Unicode escape non-ascii chars

Hi, I’m looking for a function that will convert non-ascii characters to unicode escaped string.

For example, “あ” => “\u3042”.

A similar piece of code is below. However, it convert strings to “\\uxxxx” instead of “\uxxxx”. Changing “\\” to “\” in code below still won’t work because that result in ‘\u’ + ‘xxxx’ which print as “uxxxx”.

I have been searching for a few days already, and start wondering if this is at all possible. ; (


var unicodeEscape = function(str) {
    var code, pref = {1: '\\\\x0', 2: '\\\\x', 3: '\\\\u0', 4: '\\\\u'};
    return str.replace(/\\W/g, function(c) {
        return pref[(code = c.charCodeAt(0).toString(16)).length] + code;
    });
};

Thanks in advance.

The following google search:
javascript unicode convert
turned up this site for the first link.

Unicode Code Converter v6
http://rishida.net/scripts/uniview/conversion.php

From which you should be able to reverse-engineer a solution for yourself.

Yes I’ve found that site too.

It gives similar result (e.g. \\uxxxx) when converting from Char to Javascript escaped char.
and it ignores \\u and only use the xxxx when converting back in the reverse direction.

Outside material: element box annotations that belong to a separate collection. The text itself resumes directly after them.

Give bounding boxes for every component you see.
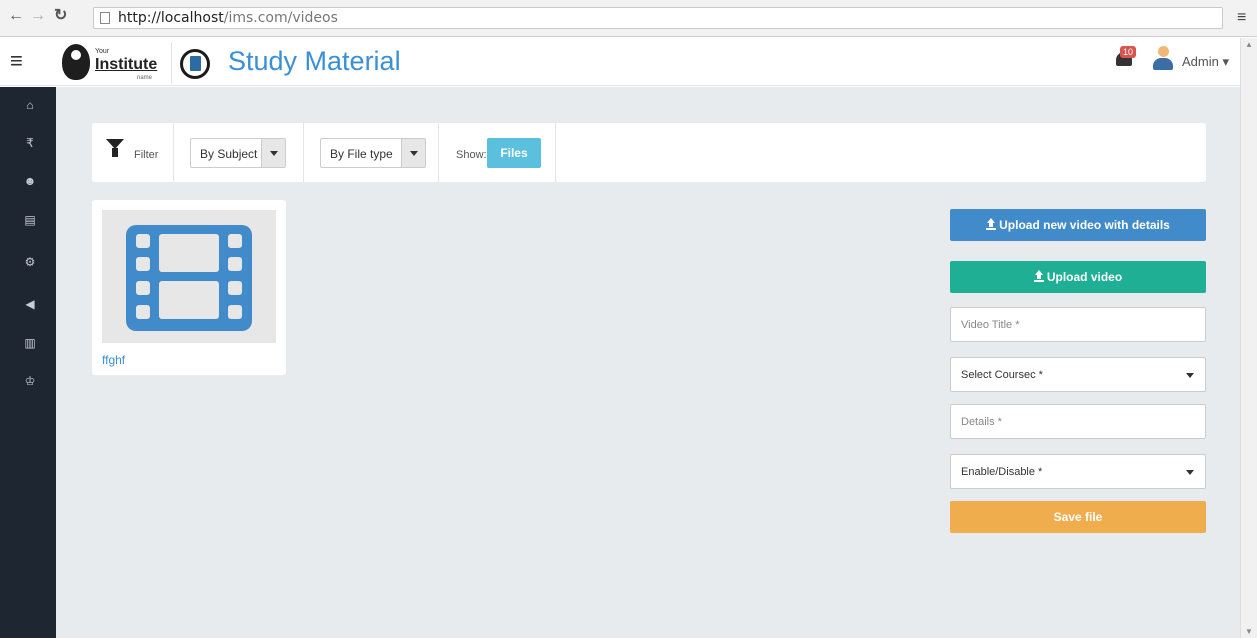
document-circle-icon [180, 49, 210, 79]
video-thumbnail[interactable] [102, 210, 276, 343]
main-content: Filter By Subject By File type Show: Fil… [56, 87, 1240, 638]
video-card[interactable]: ffghf [92, 200, 286, 375]
show-section: Show: Files [439, 123, 556, 182]
video-title-field[interactable]: Video Title * [950, 307, 1206, 342]
course-select[interactable]: Select Coursec * [950, 357, 1206, 392]
trophy-icon[interactable]: ♔ [22, 373, 38, 389]
avatar[interactable] [1152, 46, 1174, 72]
document-icon[interactable]: ▤ [22, 212, 38, 228]
subject-select-label: By Subject [200, 147, 258, 161]
app-header: ≡ Your Institute name Study Material 10 … [0, 38, 1240, 86]
details-field[interactable]: Details * [950, 404, 1206, 439]
course-select-label: Select Coursec * [961, 369, 1043, 381]
rupee-icon[interactable]: ₹ [22, 135, 38, 151]
show-label: Show: [456, 149, 487, 161]
filetype-section: By File type [304, 123, 439, 182]
enable-disable-select[interactable]: Enable/Disable * [950, 454, 1206, 489]
home-icon[interactable]: ⌂ [22, 97, 38, 113]
filter-icon-stem [112, 148, 118, 157]
user-menu[interactable]: Admin ▾ [1182, 54, 1229, 70]
logo-institute-text: Institute [95, 56, 158, 73]
details-placeholder: Details * [961, 416, 1002, 428]
upload-icon [1033, 270, 1044, 282]
users-icon[interactable]: ☻ [22, 173, 38, 189]
bar-chart-icon[interactable]: ▥ [22, 335, 38, 351]
address-bar[interactable]: http://localhost/ims.com/videos [93, 7, 1223, 29]
upload-with-details-button[interactable]: Upload new video with details [950, 209, 1206, 241]
filter-section: Filter [92, 123, 174, 182]
reload-icon[interactable]: ↻ [54, 7, 67, 25]
files-button[interactable]: Files [487, 138, 541, 168]
upload-video-button[interactable]: Upload video [950, 261, 1206, 293]
enable-disable-label: Enable/Disable * [961, 466, 1043, 478]
sidebar: ⌂ ₹ ☻ ▤ ⚙ ◀ ▥ ♔ [0, 87, 56, 638]
caret-down-icon [1186, 470, 1194, 475]
back-arrow-icon[interactable]: ← [8, 7, 24, 25]
caret-down-icon [261, 139, 285, 167]
institute-logo[interactable]: Your Institute name [60, 42, 172, 84]
page-scrollbar[interactable]: ▲ ▼ [1240, 38, 1257, 638]
filetype-select-label: By File type [330, 147, 393, 161]
filter-bar: Filter By Subject By File type Show: Fil… [92, 123, 1206, 182]
scroll-down-icon[interactable]: ▼ [1245, 627, 1253, 636]
megaphone-icon[interactable]: ◀ [22, 296, 38, 312]
subject-section: By Subject [174, 123, 304, 182]
caret-down-icon [401, 139, 425, 167]
page-title: Study Material [228, 46, 401, 76]
scroll-up-icon[interactable]: ▲ [1245, 40, 1253, 49]
save-file-button[interactable]: Save file [950, 501, 1206, 533]
video-title-link[interactable]: ffghf [102, 353, 125, 367]
upload-icon [986, 218, 997, 230]
browser-toolbar: ← → ↻ http://localhost/ims.com/videos ≡ [0, 0, 1257, 37]
avatar-body-icon [1153, 58, 1173, 70]
filter-label: Filter [134, 149, 159, 161]
page-icon [100, 12, 110, 24]
logo-mark-icon [62, 44, 90, 80]
logo-name-text: name [137, 75, 153, 81]
subject-select[interactable]: By Subject [190, 138, 286, 168]
caret-down-icon [1186, 373, 1194, 378]
notification-button[interactable]: 10 [1116, 46, 1138, 70]
forward-arrow-icon[interactable]: → [30, 7, 46, 25]
video-title-placeholder: Video Title * [961, 319, 1020, 331]
filetype-select[interactable]: By File type [320, 138, 426, 168]
notification-badge: 10 [1120, 46, 1137, 58]
gears-icon[interactable]: ⚙ [22, 254, 38, 270]
logo-your-text: Your [95, 48, 110, 55]
browser-menu-icon[interactable]: ≡ [1237, 9, 1246, 27]
film-icon [126, 225, 252, 331]
url-text: http://localhost/ims.com/videos [118, 10, 338, 26]
avatar-head-icon [1158, 46, 1169, 57]
hamburger-menu-icon[interactable]: ≡ [10, 50, 23, 72]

Below is what is used in the converter v6.


switch (code) {
	case 0: outputString += '\\\\0'; break;
	case 8: outputString += '\\\\b'; break;
	case 9: outputString += '\\\	'; break;
	case 10: outputString += '\\\
'; break;
	case 13: outputString += '\\\\r'; break;
	case 11: outputString += '\\\\v'; break;
	case 12: outputString += '\\\\f'; break;
	case 34: outputString += '\\\\"'; break;
	case 39: outputString += '\\\\\\''; break;
	case 92: outputString += '\\\\\\\\'; break;
	default: if (code > 0x1f && code < 0x7F) { outputString += String.fromCharCode(code); }
			else if (code > 0xFFFF) { 
				code -= 0x10000
				outputString += '\\\\u'+ dec2hex4(0xD800 | (code >> 10)) +'\\\\u'+ dec2hex4(0xDC00 | (code & 0x3FF));
				}
			else { 
				pad = '';
				if (listArray[i].length == 1) { pad = '000'; }
				else if (listArray[i].length == 2) { pad = '00'; }
				else if (listArray[i].length == 3) { pad = '0'; }
				outputString += '\\\\u'+pad+listArray[i]; 
				}
	}

still thanks for your reply.

It might pay though to approach the site owner and engage him in your particular query.

Being an authority in that rather specialized domain, he is likely to know if what you’re after is at all possible, and if not then ways that you can achieve what you’re after.

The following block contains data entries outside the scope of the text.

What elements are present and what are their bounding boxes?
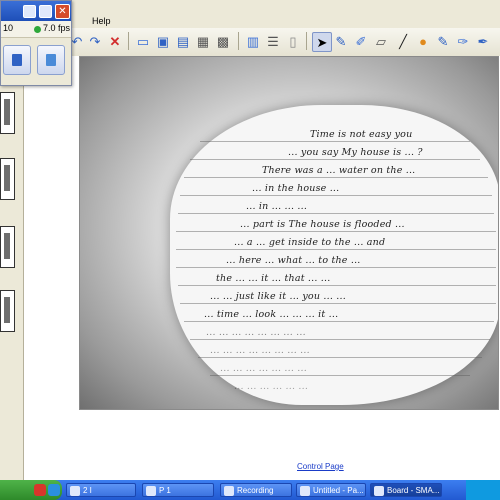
- handwriting-line: ... ... ... ... ... ... ...: [220, 363, 307, 374]
- handwriting-line: There was a ... water on the ...: [262, 165, 416, 176]
- handwriting-line: ... ... ... ... ... ... ... ...: [206, 327, 306, 338]
- handwriting-line: ... time ... look ... ... ... it ...: [204, 309, 339, 320]
- status-dot-icon: [34, 26, 41, 33]
- paper-line: [180, 195, 492, 196]
- paper-line: [190, 159, 480, 160]
- handwriting-line: ... ... just like it ... you ... ...: [210, 291, 346, 302]
- scanner-icon[interactable]: ▩: [214, 32, 232, 50]
- paper-line: [198, 357, 482, 358]
- system-tray[interactable]: [466, 480, 500, 500]
- handwriting-line: ... ... ... ... ... ... ... ...: [210, 345, 310, 356]
- select-arrow-icon[interactable]: ➤: [312, 32, 332, 52]
- toolbox-button-2[interactable]: [37, 45, 65, 75]
- fps-readout: 7.0 fps: [43, 23, 71, 33]
- fill-icon[interactable]: ●: [414, 32, 432, 50]
- capture-icon[interactable]: ▦: [194, 32, 212, 50]
- page-icon[interactable]: ▥: [244, 32, 262, 50]
- paper-line: [180, 303, 496, 304]
- paper-line: [184, 321, 494, 322]
- notebook-photo: Time is not easy you ... you say My hous…: [79, 56, 499, 410]
- pen-icon[interactable]: ✎: [332, 32, 350, 50]
- toolbar-separator: [238, 32, 239, 50]
- more-icon[interactable]: ✒: [474, 32, 492, 50]
- line-icon[interactable]: ╱: [394, 32, 412, 50]
- slide-thumbnail[interactable]: [0, 290, 15, 332]
- close-icon[interactable]: ✕: [55, 4, 70, 19]
- toolbox-button-1[interactable]: [3, 45, 31, 75]
- handwriting-line: ... a ... get inside to the ... and: [234, 237, 386, 248]
- record-icon: [224, 486, 234, 496]
- folder-icon: [146, 486, 156, 496]
- taskbar-item[interactable]: P 1: [142, 483, 214, 497]
- paper-line: [178, 213, 494, 214]
- paper-line: [176, 249, 496, 250]
- paper-line: [190, 339, 490, 340]
- handwriting-line: Time is not easy you: [310, 129, 413, 140]
- slide-thumbnail[interactable]: [0, 158, 15, 200]
- handwriting-line: the ... ... it ... that ... ...: [216, 273, 331, 284]
- lined-paper: Time is not easy you ... you say My hous…: [170, 105, 498, 405]
- quick-launch-icon[interactable]: [34, 484, 46, 496]
- floating-toolbox[interactable]: ✕ 10 7.0 fps: [0, 0, 72, 86]
- slide-sorter: [0, 84, 24, 480]
- taskbar-item[interactable]: Untitled - Pa...: [296, 483, 366, 497]
- menu-item-help[interactable]: Help: [92, 16, 111, 26]
- pause-icon: [12, 54, 22, 66]
- toolbar-separator: [306, 32, 307, 50]
- menu-bar: [0, 0, 500, 29]
- control-page-link[interactable]: Control Page: [297, 462, 344, 471]
- redo-icon[interactable]: ↷: [86, 32, 104, 50]
- handwriting-line: ... in ... ... ...: [246, 201, 308, 212]
- minimize-icon[interactable]: [23, 5, 36, 18]
- board-icon: [374, 486, 384, 496]
- highlighter-icon[interactable]: ✐: [352, 32, 370, 50]
- handwriting-line: ... in the house ...: [252, 183, 340, 194]
- handwriting-line: ... ... ... ... ... ...: [234, 381, 309, 392]
- paper-line: [178, 285, 496, 286]
- slide-thumbnail[interactable]: [0, 92, 15, 134]
- slide-thumbnail[interactable]: [0, 226, 15, 268]
- paper-line: [184, 177, 488, 178]
- paper-line: [200, 141, 470, 142]
- magic-pen-icon[interactable]: ✑: [454, 32, 472, 50]
- display-icon[interactable]: ▤: [174, 32, 192, 50]
- eraser-icon[interactable]: ▱: [372, 32, 390, 50]
- screen-icon[interactable]: ▭: [134, 32, 152, 50]
- paper-line: [176, 231, 496, 232]
- paper-line: [176, 267, 496, 268]
- quick-launch-icon[interactable]: [48, 484, 60, 496]
- browser-icon: [70, 486, 80, 496]
- creative-pen-icon[interactable]: ✎: [434, 32, 452, 50]
- handwriting-line: ... part is The house is flooded ...: [240, 219, 405, 230]
- doc-icon[interactable]: ▯: [284, 32, 302, 50]
- taskbar-item[interactable]: Board - SMA...: [370, 483, 442, 497]
- list-icon[interactable]: ☰: [264, 32, 282, 50]
- delete-icon[interactable]: ✕: [106, 32, 124, 50]
- toolbox-number: 10: [3, 23, 14, 33]
- paint-icon: [300, 486, 310, 496]
- handwriting-line: ... here ... what ... to the ...: [226, 255, 361, 266]
- stop-icon: [46, 54, 56, 66]
- toolbar-separator: [128, 32, 129, 50]
- restore-icon[interactable]: [39, 5, 52, 18]
- monitor-icon[interactable]: ▣: [154, 32, 172, 50]
- handwriting-line: ... you say My house is ... ?: [288, 147, 423, 158]
- paper-line: [210, 375, 470, 376]
- taskbar-item[interactable]: Recording: [220, 483, 292, 497]
- taskbar-item[interactable]: 2 I: [66, 483, 136, 497]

I am able to get correct conversion to \\uxxxx with either one of the two pieces of code above; however, both stuck at the control character been automatically converted.

Is there a way to build a “raw” string in JS?

Hang on, you’re wanting to convert a unicode string to an escaped string. Well that seems to be quite easy, using the encodeURIComponent method.

AFAIK, encodeURIComponent gives output in the format “%xx”.
Correct me if I’m wrong.

It does, you can decode it back to the original string.
I suspect that resulting in a string encoded as we would write the unicode characters is not possible, at least not in a manner that is usefully able to be decoded by the system.

Yes, we can type those characters for static strings, but that is only providing us a way to get that information passed in to the string itself. Once the unicode characters are in there as a string, there is no use for scripting itself to make use of that form.

Or to put it in another way, the unicode escape sequence applies ONLY to string literals.
http://docs.sun.com/source/816-6409-10/ident.htm#1009568

I got it.

Thanks a lot